Cleft lip forms between the fourth and seventh weeks of pregnancy. A cleft lip happens if the tissue that makes up the lip does not join completely before birth, and this causes a split or opening in the upper lip.

Cleft palate happens between the sixth and ninth weeks of pregnancy. It happens if the tissue that makes up the mouth does not join together completely during pregnancy. It is noted that a high number of patients with cleft palate may suffer from cardiac, limb, or other system defects.

Cleft lip and cleft palate cause a multitude of problems, including speech production, eating, breathing, hearing loss, maxillofacial growth, and dentition.

cleft lip and cleft palate

How to repair a cleft lip and cleft palate?

Cleft lip and palate is very treatable. However, it should be taken into consideration that the type of treatment depends on the type and severity of the cleft, and the child’s age and needs.

Cleft palate treatment procedures vary between medical teams. For instance, some medical teams wait on jaw correction till the child is aged 10 to 12, and some teams correct the jaw earlier.

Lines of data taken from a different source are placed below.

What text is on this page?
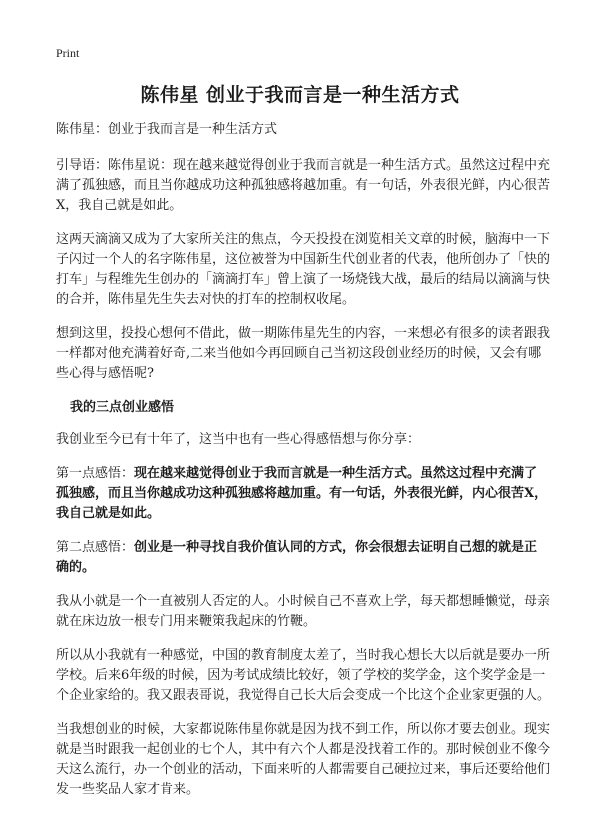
Print
陈伟星 创业于我而言是一种生活方式

陈伟星：创业于我而言是一种生活方式

引导语：陈伟星说：现在越来越觉得创业于我而言就是一种生活方式。虽然这过程中充满了孤独感，而且当你越成功这种孤独感将越加重。有一句话，外表很光鲜，内心很苦X，我自己就是如此。

这两天滴滴又成为了大家所关注的焦点，今天投投在浏览相关文章的时候，脑海中一下子闪过一个人的名字陈伟星，这位被誉为中国新生代创业者的代表，他所创办了「快的打车」与程维先生创办的「滴滴打车」曾上演了一场烧钱大战，最后的结局以滴滴与快的合并，陈伟星先生失去对快的打车的控制权收尾。

想到这里，投投心想何不借此，做一期陈伟星先生的内容，一来想必有很多的读者跟我一样都对他充满着好奇,二来当他如今再回顾自己当初这段创业经历的时候，又会有哪些心得与感悟呢?

我的三点创业感悟

我创业至今已有十年了，这当中也有一些心得感悟想与你分享：

第一点感悟：现在越来越觉得创业于我而言就是一种生活方式。虽然这过程中充满了孤独感，而且当你越成功这种孤独感将越加重。有一句话，外表很光鲜，内心很苦X，我自己就是如此。

第二点感悟：创业是一种寻找自我价值认同的方式，你会很想去证明自己想的就是正确的。

我从小就是一个一直被别人否定的人。小时候自己不喜欢上学，每天都想睡懒觉，母亲就在床边放一根专门用来鞭策我起床的竹鞭。

所以从小我就有一种感觉，中国的教育制度太差了，当时我心想长大以后就是要办一所学校。后来6年级的时候，因为考试成绩比较好，领了学校的奖学金，这个奖学金是一个企业家给的。我又跟表哥说，我觉得自己长大后会变成一个比这个企业家更强的人。

当我想创业的时候，大家都说陈伟星你就是因为找不到工作，所以你才要去创业。现实就是当时跟我一起创业的七个人，其中有六个人都是没找着工作的。那时候创业不像今天这么流行，办一个创业的活动，下面来听的人都需要自己硬拉过来，事后还要给他们发一些奖品人家才肯来。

Usually a team of specialists is required for the treatment. The team includes Plastic surgeons, otolaryngologists, oral and maxillofacial surgeons, plastic surgeons, nutritionists, and speech pathologists.

Cleft lip repair is through surgery. The surgery usually leaves a small scar on the lip under the nose. Depending on the extent of the repair needed, a cleft lip may require one or two surgeries, the first one being performed when the baby is 3 months old.

There are two ways for cleft palate treatment.
• Plastic surgery, and
• Covering the cleft palate by a palatal obturator (a prosthetic device made to fit the roof of the mouth covering the gap).

Plastic surgeons connect the muscles of the soft palate and rearrange the tissues to close the cleft to create a palate that works well for speech. However, a combination of surgeries is required over a course of 18 years, first one occurring when the baby is between 6 and 12 months. They may also need a bone graft at the age of 8 to fill the upper gum.